Der Vorstand des Landesjugendrings (LJR) gab zu Beginn der Vollversammlung einen kurzen Bericht über die geleistete Arbeit der letzten 12 Monate und informierte die Delegierten über die Weiterentwicklung im Rahmen des Prozesses "Landesjugendring 2020".
Gemeinsame Initiative: Bündnis für Freiräume

Der weitere Fokus der Tagung lag auf dem vom LJR gegründeten "Bündnis für Freiräume", zu dem es einen ausführlichen Bericht und genügend Gelegenheit zum gegenseitigen Austausch gab. Ziel des Bündnisses ist, mehr Freiräume für Kinder, Jugendliche und junge Erwachsene zu schaffen; sei es zeitlicher, räumlicher oder auch bedürfnisorientierter Natur. Dass der Alltag junger Menschen immer mehr von Schule, formellem Lernen und zweckgebundener Zeit geprägt ist, konnte auch Dr.
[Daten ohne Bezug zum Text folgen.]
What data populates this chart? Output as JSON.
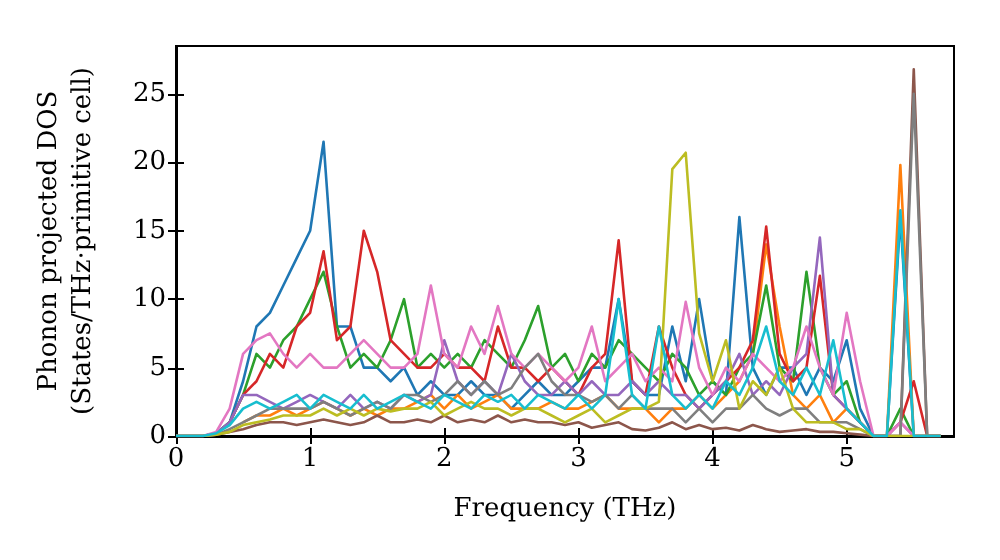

Thomas Fischbach (Vorsitzender des Berufs­ver­bandes der Kinder- und Jugend­ärzte Nordrhein) bei einer Round-Table-Diskussion bestätigen. Er betonte, dass zur Per­sön­lich­keits­ent­wick­lung mehr als nur Lernen gehöre und auch Lange­weile wichtig für die Kreativitäts­entwicklung sei.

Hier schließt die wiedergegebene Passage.